As a thin-film transistor achieving excellent on-characteristics, a thin-film transistor having one semiconductor layer on the gate insulating layer, which is used as a projecting channel layer has been disclosed (patent literature 1). According to this technology disclosed, the thickness from the bottom surface of the projecting shape to the upper surface on each side is smaller than the thickness from the bottom surface of the projecting shape to the upper surface at the center of the projecting shape. More specifically, at the lower part of the projecting shape in the channel layer which is a current path, when current flows between the source electrode and the drain electrode through the lower part of the sides of the projecting shape in the channel layer, the thickness on the lower part on both sides of the projecting shape of the channel layer is smaller than the upper part of the projecting shape. Accordingly, it is possible to reduce the resistance component in the vertical direction of the channel layer. Accordingly, it is possible to achieve low resistance across the lower part of the projecting shape in the channel layer, and thus the on-state current in the thin-film transistor is increased. Note that, while the mobility of the non-crystalline silicon is approximately 1 cm2/Vs, the mobility of the crystalline silicon is large, and is approximately 100 cm2/Vs. Accordingly, in order to implement a thin-film transistor having excellent on-characteristics, the semiconductor layer is formed of crystalline silicon, for example.

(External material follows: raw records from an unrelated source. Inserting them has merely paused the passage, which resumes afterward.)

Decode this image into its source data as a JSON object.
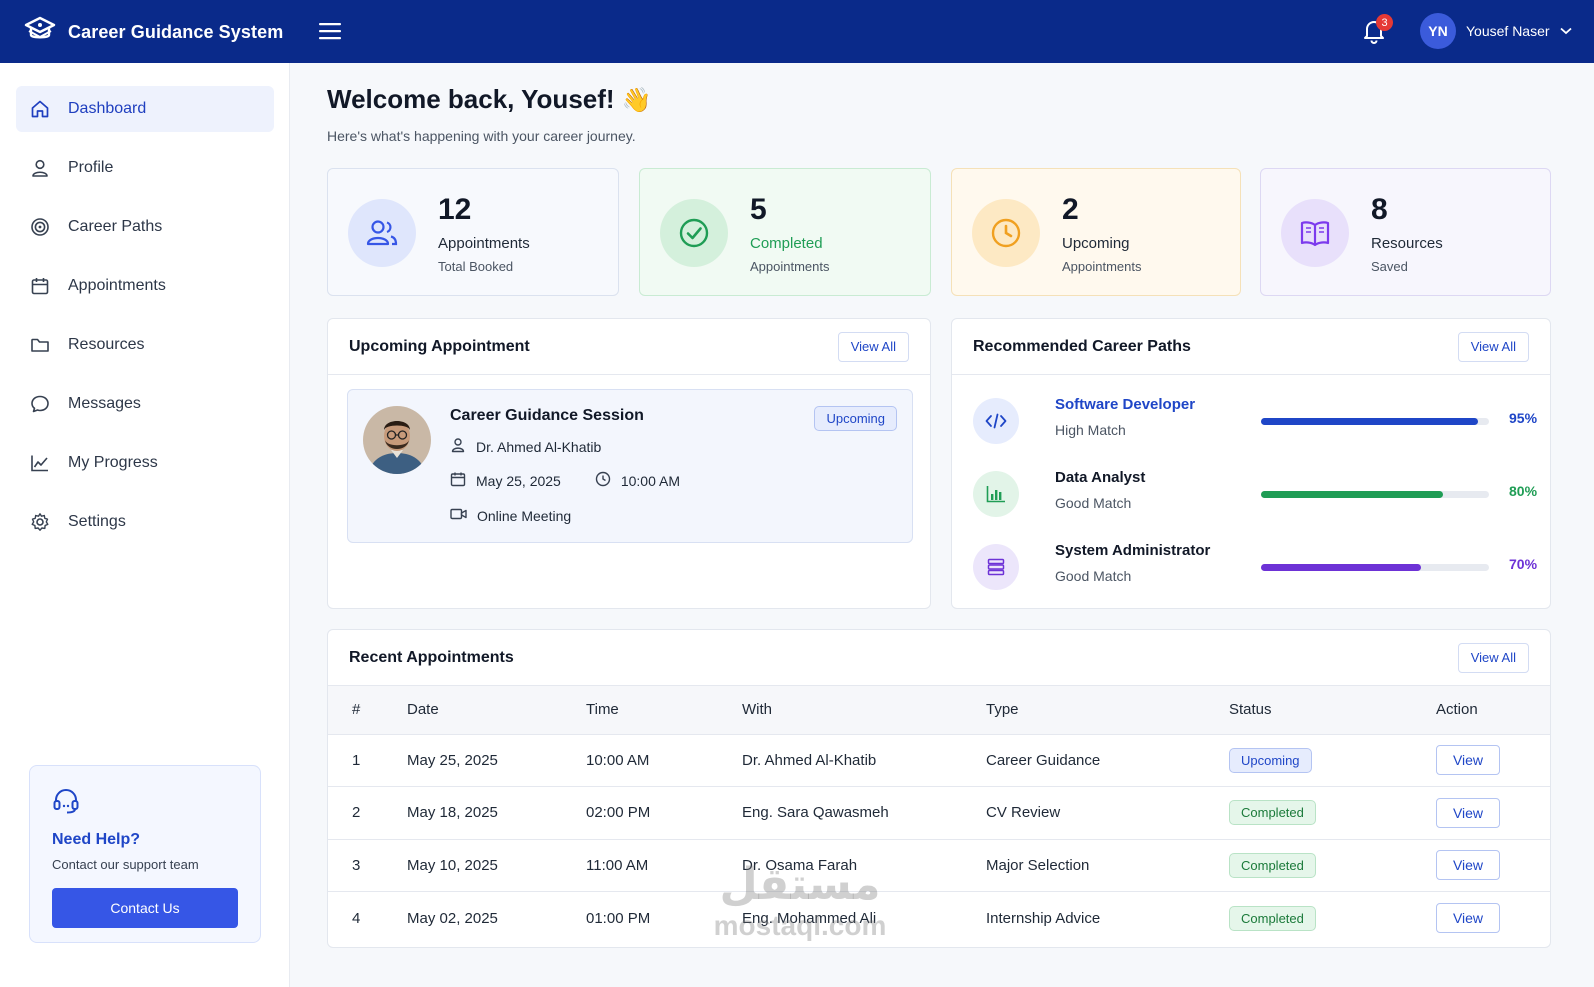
{
  "app": {
    "title": "Career Guidance System"
  },
  "topbar": {
    "notification_count": "3",
    "user_initials": "YN",
    "user_name": "Yousef Naser"
  },
  "sidebar": {
    "items": [
      {
        "label": "Dashboard",
        "icon": "home-icon",
        "active": true
      },
      {
        "label": "Profile",
        "icon": "user-icon"
      },
      {
        "label": "Career Paths",
        "icon": "target-icon"
      },
      {
        "label": "Appointments",
        "icon": "calendar-icon"
      },
      {
        "label": "Resources",
        "icon": "folder-icon"
      },
      {
        "label": "Messages",
        "icon": "chat-icon"
      },
      {
        "label": "My Progress",
        "icon": "chart-line-icon"
      },
      {
        "label": "Settings",
        "icon": "gear-icon"
      }
    ],
    "help": {
      "title": "Need Help?",
      "subtitle": "Contact our support team",
      "button": "Contact Us"
    }
  },
  "welcome": {
    "title": "Welcome back, Yousef!",
    "emoji": "👋",
    "subtitle": "Here's what's happening with your career journey."
  },
  "stats": [
    {
      "value": "12",
      "label": "Appointments",
      "sub": "Total Booked",
      "accent": "#3656e6"
    },
    {
      "value": "5",
      "label": "Completed",
      "sub": "Appointments",
      "accent": "#1f9d55"
    },
    {
      "value": "2",
      "label": "Upcoming",
      "sub": "Appointments",
      "accent": "#f0a020"
    },
    {
      "value": "8",
      "label": "Resources",
      "sub": "Saved",
      "accent": "#7c3aed"
    }
  ],
  "upcoming": {
    "title": "Upcoming Appointment",
    "view_all": "View All",
    "session_title": "Career Guidance Session",
    "badge": "Upcoming",
    "advisor": "Dr. Ahmed Al-Khatib",
    "date": "May 25, 2025",
    "time": "10:00 AM",
    "mode": "Online Meeting"
  },
  "career_paths": {
    "title": "Recommended Career Paths",
    "view_all": "View All",
    "items": [
      {
        "name": "Software Developer",
        "match": "High Match",
        "percent": "95%",
        "value": 0.95,
        "color": "#1f46c7"
      },
      {
        "name": "Data Analyst",
        "match": "Good Match",
        "percent": "80%",
        "value": 0.8,
        "color": "#1f9d55"
      },
      {
        "name": "System Administrator",
        "match": "Good Match",
        "percent": "70%",
        "value": 0.7,
        "color": "#6d32d6"
      }
    ]
  },
  "recent": {
    "title": "Recent Appointments",
    "view_all": "View All",
    "columns": [
      "#",
      "Date",
      "Time",
      "With",
      "Type",
      "Status",
      "Action"
    ],
    "rows": [
      {
        "n": "1",
        "date": "May 25, 2025",
        "time": "10:00 AM",
        "with": "Dr. Ahmed Al-Khatib",
        "type": "Career Guidance",
        "status": "Upcoming",
        "action": "View"
      },
      {
        "n": "2",
        "date": "May 18, 2025",
        "time": "02:00 PM",
        "with": "Eng. Sara Qawasmeh",
        "type": "CV Review",
        "status": "Completed",
        "action": "View"
      },
      {
        "n": "3",
        "date": "May 10, 2025",
        "time": "11:00 AM",
        "with": "Dr. Osama Farah",
        "type": "Major Selection",
        "status": "Completed",
        "action": "View"
      },
      {
        "n": "4",
        "date": "May 02, 2025",
        "time": "01:00 PM",
        "with": "Eng. Mohammed Ali",
        "type": "Internship Advice",
        "status": "Completed",
        "action": "View"
      }
    ]
  },
  "watermark": {
    "arabic": "مستقل",
    "latin": "mostaql.com"
  }
}
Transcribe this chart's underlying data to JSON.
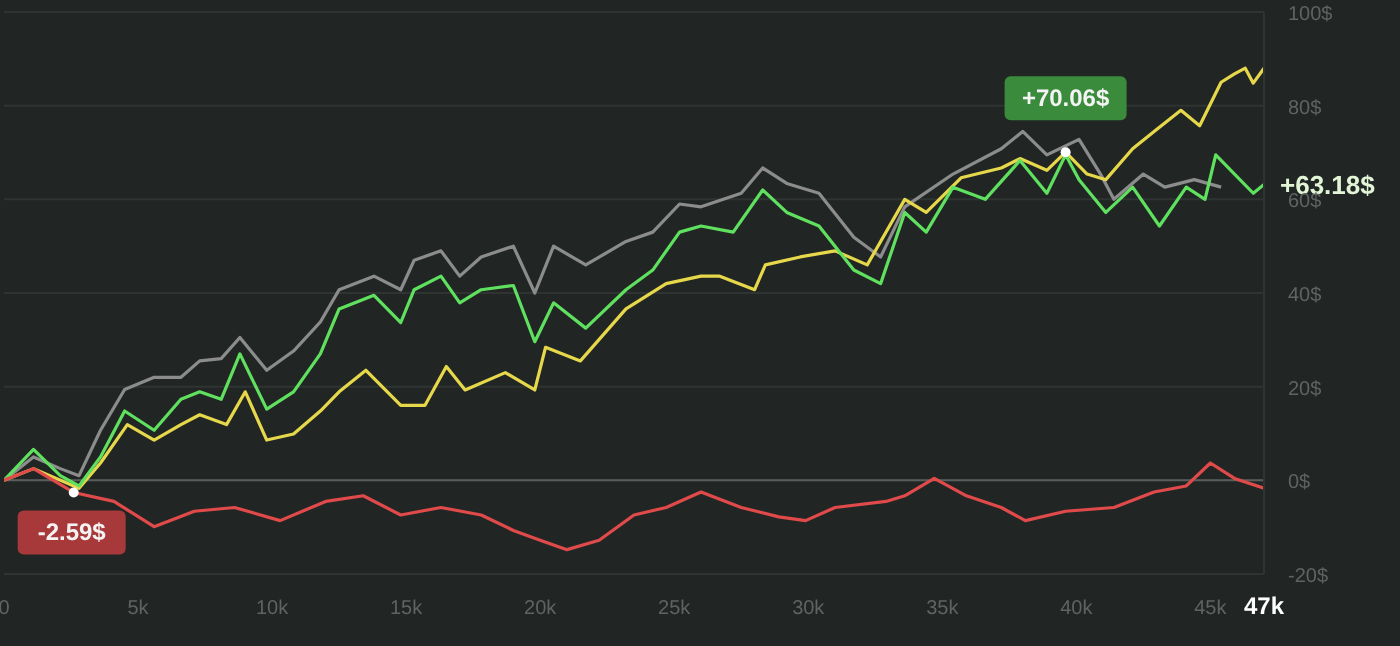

As a thin-film transistor achieving excellent on-characteristics and off-characteristics, the a thin-film transistor including a crystalline silicon layer formed on the gate insulating layer, and a non-crystalline silicon layer formed on both sides of the crystalline silicon layer is disclosed (the patent literature 2). According to this technology, the non-crystalline silicon is irradiated with a laser beam from an opening between the source electrode and the drain electrode so as to crystallize the non-crystalline silicon as the channel layer. With this, the non-crystalline silicon in the central region of the channel layer is crystallized into crystalline silicon, and the crystalline silicon is formed as a path for current in the channel layer. Accordingly, the on-state current in the thin-film transistor increases. In addition, when the turn-off operation is performed in the thin-film transistor, a depletion layer formed in a reverse-bias state between the channel layer and the drain serves as a barrier for carriers, achieving the turn-off operation. However, in the depletion layer, electrons and holes are thermally formed, which results in thermal generation current that deteriorates off-characteristics. Furthermore, a gate voltage large on the turn-off side is applied; the depletion layer is formed in the channel layer on the side facing the gate electrode. Here, since a large electric field is applied in a concentrated matter in the depletion layer, the band in the channel layer is significantly curved. As a result, tunnel current is generated, which deteriorates the off-characteristics as the leakage current. According to this technique disclosed, a non-crystalline silicon layer is formed on both sides of the crystalline silicon layer. The band gap of the non-crystalline silicon is larger than the crystalline silicon. Accordingly, a large energy is necessary for thermally generating electrons and holes, and a potential barrier causing the tunnel effect is large as well. Accordingly, forming the non-crystalline silicon layer on both sides of the crystalline silicon layer prevents the generation of the thermal generation current and the tunnel leakage current, reducing the off-state current. As described above, forming a channel layer including crystalline silicon increasing the on-state current and non-crystalline silicon reducing the off-state current achieves excellent on-characteristics and off-characteristics.